Les Égyptiens : pionniers de la botanique

Les Égyptiens ont été regardés autrefois comme les premiers qui se soient appliqués à ce genre d'étude ; on veut même que, dès les premiers temps, ils eussent composé des traités sur la botanique. Dans le nombre prodigieux des livres attribués à Mercure Trismégiste, on prétend qu'il y en avait plusieurs qui traitaient de la vertu des plantes.
Nous trouvons dans l'Ecriture sainte, dit Goguet (De l'origine des lois, des arts, etc.), un témoignage bien positif et bien ancien des progrès que la botanique avait faits dans certains pays.
Moïse nous apprend que, dès le temps de Jacob, les Égyptiens étaient dans l'usage d'embaumer les corps. Ce fait est presque suffisant pour prouver que ces peuples avaient fait des progrès assez rapides dans la connaissance de la propriété des simples. « Nous ne savons pas, ajoute cet auteur, quelles ont été les premières plantes dont les hommes ont fait usage. »
Il est certain que dans les commencements on s'est borné aux simples qui se trouvent répandus dans chaque pays. Par la suite des temps le commerce ayant ouvert l'entrée des diverses régions de cet univers, on a fait usage de toutes les espèces de plantes salutaires qu'elles peuvent produire ; mais ces remèdes étrangers n'ont été connus qu'assez tard ; le commerce et la relation des différents peuples les uns avec les autres ayant eu fort peu d'étendue dans les premiers temps.


Dans la Grèce antique

Parmi les Grecs, presque tous les fameux personnages des siècles héroïques se sont distingués par leurs connaissances dans cet art. Dans ce nombre, on compte Aristée, Jason, Télamon, Teucer, Pelée, Achille, Patrocle, etc. Ils avaient été instruits par le centaure Chiron, que ses lumières avaient rendu alors l'oracle de la Grèce. Médée n'a dû qu'à la science profonde de la botanique et à l'usage criminel qu'elle fit de ses découvertes la réputation de magicienne.
La connaissance des plantes ne fut d'abord, pour ainsi dire, que médicinale, c'est ce qui en rendit le catalogue si court et si borné que Théophraste, le premier auteur botaniste connu, n'en a nommé que six cents ; et que Dioscoride et Pline n'en ont cité guère davantage.


Les siècles suivants

Les siècles qui suivirent celui de Dioscoride n'enrichirent guère la botanique, et cette science, éclipsée pendant un long laps de temps, ne reparut qu'au IVe siècle. Ceux qui ont rendu les plus grands services à cette science sont Jean Bauhin, mort en 1541 ; Gaspard Bauhin son frère, mort en 1560 ; Gesner, de Zurich, surnommé le Pline allemand, mort en 1565, à qui l'on doit la première méthode pour le classement des plantes ; son système est fondé sur la fructification ; Césalpin, médecin italien, mort en 1585 ; Léonard Fusch, professeur d'anatomie à Tubingue, mort en 1566 ; Morison, médecin anglais, mort en 1683. Enfin , en 1702, ou environ, Tournefort en divisant et en classant les plantes, et quelque temps après Linnée, en distinguant particulièrement leur sexe, ont établi l'un et l'autre une méthode qui fait de la botanique une science proprement dite. Depuis cette science a compté parmi ceux qui l'ont cultivée avec le plus grand succès, le célèbre de Jussieu, MM. Thouin, du Petit-Thouars, Cuvier, etc.

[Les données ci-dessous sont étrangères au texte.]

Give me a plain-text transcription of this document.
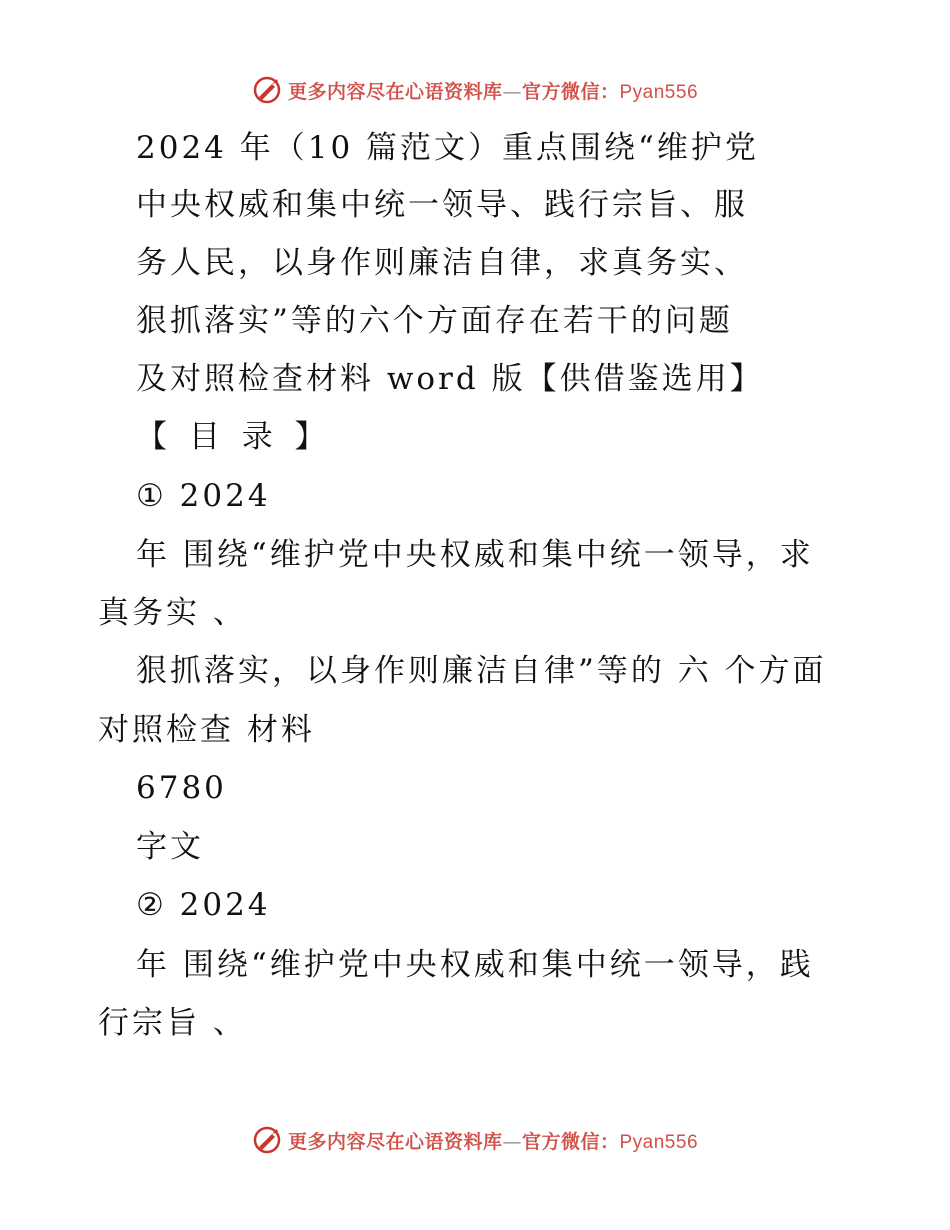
更多内容尽在心语资料库—官方微信：Pyan556
2024 年（10 篇范文）重点围绕“维护党
中央权威和集中统一领导、践行宗旨、服
务人民，以身作则廉洁自律，求真务实、
狠抓落实”等的六个方面存在若干的问题
及对照检查材料 word 版【供借鉴选用】
【 目 录 】
① 2024
年 围绕“维护党中央权威和集中统一领导，求
真务实 、
狠抓落实，以身作则廉洁自律”等的 六 个方面
对照检查 材料
6780
字文
② 2024
年 围绕“维护党中央权威和集中统一领导，践
行宗旨 、
更多内容尽在心语资料库—官方微信：Pyan556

Les anciens avaient observé 5 à 600 plantes tout au plus ; à la fin du XVIe siècle, on en avait décrit déjà plus de 6 000; Tournefort en a fait connaître 8 846 espèces ; et au XIXe siècle on portait à 50 000 a peu près les plantes classées et décrites. Dans ce nombre la France est pour environ 10 000 ; les environs de Paris, pour 2 000 ; la Nouvelle-Hollande, pour 4 500 ; etc., etc.